Tuesday, October 03, 2023

County's election process questioned at commission meeting

The Western News | November 18, 2022 7:00 AM

Questioning how elections are conducted has grown dramatically in the last few years and even Lincoln County is not immune from it.

At the Nov. 9 county Commission meeting, District 3 Commissioner Josh Letcher said he wanted more races added to the post election audit in an effort to build confidence in the process.

Letcher cited four examples of human error in county elections between 2016 and 2022.

The purpose of the audit, which is conducted by a hand count, is to ensure the tabulation was correct.

The audit, which will occur at 9 a.m. Friday, Nov. 18, at the county Election Center at 418 Mineral Ave., in Libby, will include a hand count of 234 ballots from Precinct 6, which is the McCormick area located about 15 miles northwest of Troy.

At the Nov. 16 Commission meeting, Letcher, who appeared on video, questioned the process by which audit committee members are selected and that only one race - the one between Ryan Zinke and Monica Tranel for the state’s First District U.S. House of Representatives seat - was being audited.

“With President Trump announcing his intent to run, we want to avoid any ‘super secret squirrel business’ in the next election,” Letcher said. “I don’t distrust our elections, but if we don’t have people’s trust now, it won’t be good. We have the ability to alleviate people’s concerns and we’re only doing the bare minimum.”

Trump has repeatedly claimed that the 2020 presidential election was fraudulent and stolen. It’s under that backdrop that Letcher said he wants there to be as much transparency as possible in the process. Incidentally, Trump won Montana by 98,816 votes while losing overall to Pres. Joe Biden. Biden collected more than 81 million votes nationwide while Trump had a little more than 74 million.

Letcher said he had a few people tell him in the last week they’d like to be involved in the audit.

But, county Election Administrator Paula Buff said no one had contacted her to be on the audit committee. She also provided a list from the Montana Secretary of State that showed audit committee members will also be counting results from the Montana Supreme Court race between Ingrid Gustafson and James Brown and the statewide ballot initiative C-48.

“We welcome people to be election judges and be part of the process,” Buff said at Wednesday’s meeting. We run legal ads in the papers, we post notices at the county courthouse and other county buildings and on the county website.”

Then Letcher acknowledged he forgot that he and fellow Commissioners Jerry Bennett and Brent Task approved the 2022 Post Election Audit Committee during the June 1 commission meeting.

Montana law, specifically, Montana Code Annotated 13-17-504, says the county governing body shall appoint at least three individuals to serve on the county audit committee.

According to the approved June 1 commission meeting minutes, Letcher made a motion to approve the recommended appointees, which included BreeAnna Adamson, Kristin Smith, Anita Short, Ann German and William Crews.

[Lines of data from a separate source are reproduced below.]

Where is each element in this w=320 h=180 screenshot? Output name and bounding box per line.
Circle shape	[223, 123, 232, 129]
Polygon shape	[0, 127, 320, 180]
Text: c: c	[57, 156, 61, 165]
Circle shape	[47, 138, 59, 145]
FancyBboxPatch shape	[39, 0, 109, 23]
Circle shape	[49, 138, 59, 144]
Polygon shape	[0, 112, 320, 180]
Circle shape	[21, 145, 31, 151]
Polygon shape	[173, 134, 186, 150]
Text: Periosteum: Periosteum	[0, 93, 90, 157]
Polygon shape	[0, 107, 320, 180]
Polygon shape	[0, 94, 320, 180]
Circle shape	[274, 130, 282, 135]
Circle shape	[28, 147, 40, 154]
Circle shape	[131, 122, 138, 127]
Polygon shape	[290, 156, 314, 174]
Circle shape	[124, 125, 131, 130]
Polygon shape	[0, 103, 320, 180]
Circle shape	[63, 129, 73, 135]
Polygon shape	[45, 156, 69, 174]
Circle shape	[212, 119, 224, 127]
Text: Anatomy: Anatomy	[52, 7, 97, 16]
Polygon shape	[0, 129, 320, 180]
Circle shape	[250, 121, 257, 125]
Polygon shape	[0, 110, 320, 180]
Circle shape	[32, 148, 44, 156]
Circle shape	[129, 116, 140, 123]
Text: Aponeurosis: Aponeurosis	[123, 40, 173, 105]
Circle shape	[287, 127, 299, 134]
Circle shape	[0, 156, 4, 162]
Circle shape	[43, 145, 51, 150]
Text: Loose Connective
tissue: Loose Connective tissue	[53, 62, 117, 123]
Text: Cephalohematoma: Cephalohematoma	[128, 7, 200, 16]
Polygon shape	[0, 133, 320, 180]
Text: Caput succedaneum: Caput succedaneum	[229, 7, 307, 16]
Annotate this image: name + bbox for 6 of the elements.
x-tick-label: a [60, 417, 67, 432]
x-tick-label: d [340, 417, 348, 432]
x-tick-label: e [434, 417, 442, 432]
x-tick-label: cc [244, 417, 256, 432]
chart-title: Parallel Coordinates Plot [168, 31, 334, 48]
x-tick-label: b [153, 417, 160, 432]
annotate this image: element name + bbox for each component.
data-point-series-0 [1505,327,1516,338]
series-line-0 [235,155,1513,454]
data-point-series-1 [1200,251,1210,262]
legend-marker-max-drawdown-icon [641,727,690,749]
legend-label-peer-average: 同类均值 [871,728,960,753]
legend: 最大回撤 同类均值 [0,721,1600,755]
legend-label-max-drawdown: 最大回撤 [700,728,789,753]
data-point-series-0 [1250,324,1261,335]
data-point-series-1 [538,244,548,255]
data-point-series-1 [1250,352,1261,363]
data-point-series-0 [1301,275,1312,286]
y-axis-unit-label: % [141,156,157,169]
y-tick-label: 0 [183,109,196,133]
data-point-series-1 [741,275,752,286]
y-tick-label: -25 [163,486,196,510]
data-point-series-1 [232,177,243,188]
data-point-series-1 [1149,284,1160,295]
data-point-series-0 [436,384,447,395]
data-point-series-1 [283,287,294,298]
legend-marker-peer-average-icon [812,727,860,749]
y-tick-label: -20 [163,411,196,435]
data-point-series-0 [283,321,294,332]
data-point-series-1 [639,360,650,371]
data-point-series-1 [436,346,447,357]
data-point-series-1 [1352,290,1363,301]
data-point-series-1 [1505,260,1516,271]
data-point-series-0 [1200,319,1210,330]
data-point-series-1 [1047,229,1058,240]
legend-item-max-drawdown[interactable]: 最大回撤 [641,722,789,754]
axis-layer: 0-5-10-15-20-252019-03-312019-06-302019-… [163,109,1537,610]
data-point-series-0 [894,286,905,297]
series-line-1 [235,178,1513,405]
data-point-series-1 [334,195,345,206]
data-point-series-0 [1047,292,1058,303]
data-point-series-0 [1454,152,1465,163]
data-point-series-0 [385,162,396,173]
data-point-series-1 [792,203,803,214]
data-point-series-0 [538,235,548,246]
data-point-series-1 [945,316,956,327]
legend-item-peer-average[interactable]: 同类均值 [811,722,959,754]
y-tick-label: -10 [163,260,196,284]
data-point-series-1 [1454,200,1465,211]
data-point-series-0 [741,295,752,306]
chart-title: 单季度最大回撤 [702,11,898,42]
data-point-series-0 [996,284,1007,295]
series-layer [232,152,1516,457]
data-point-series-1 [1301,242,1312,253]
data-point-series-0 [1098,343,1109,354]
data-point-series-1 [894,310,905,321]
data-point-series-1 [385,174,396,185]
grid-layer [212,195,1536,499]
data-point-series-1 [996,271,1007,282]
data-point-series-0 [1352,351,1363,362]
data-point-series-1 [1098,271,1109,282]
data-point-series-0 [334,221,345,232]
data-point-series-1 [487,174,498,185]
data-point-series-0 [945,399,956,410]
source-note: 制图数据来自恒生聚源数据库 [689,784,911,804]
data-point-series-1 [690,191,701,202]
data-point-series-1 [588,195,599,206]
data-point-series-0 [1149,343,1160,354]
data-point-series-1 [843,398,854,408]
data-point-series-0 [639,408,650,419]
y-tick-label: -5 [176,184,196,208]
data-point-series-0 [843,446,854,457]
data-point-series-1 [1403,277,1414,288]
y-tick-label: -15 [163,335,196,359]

Adamson and German were disqualified from being on the audit committee after they worked the 2022 general election.

Jeff Zwang was appointed in Adamson’s place and Dustina Deans was appointed in German’s spot.

Bennett then agreed to join the audit committee recently to assist in the hand count.

But after hearing from some residents of their concerns and that the audit count was not going to be substantial, Bennett elected to with draw from the committee.

County residence Darrel “DC” Orr and Mike France weighed in with their thoughts about the election process.

“What Mr. Letcher brought up is very important,” Orr said. “You guys are gonna be perceived as working behind the scenes.”

Bennett replied, saying, “That’s your opinion, DC.”

France said he has lived in Lincoln County since 1996.

“I want to thank you for all of your hard work,” France said. “Paula, I have no reason to believe you’d be dishonest and I’d assume you’re honest and up front. But I don’t think you’re understanding how this looks to people. You have to be willing to take the criticism and I hope we can work together in the future.”

German, who worked the election at the Memorial Events Center in Libby on Nov. 8, praised the efforts of Buff and her assistant, Amanda Eckart.

“I was there from 6 a.m. to 10 p.m. and these two gals aren’t getting paid enough,” German said. "There is a great deal of work that goes into this and the election went off without a hitch."

Letcher said he is still not comfortable with how things are now.
“I don’t question the tabulator and it could be a good process, but we need to make sure there are sufficient checks and balances and I think we can do more to be transparent,” Letcher said.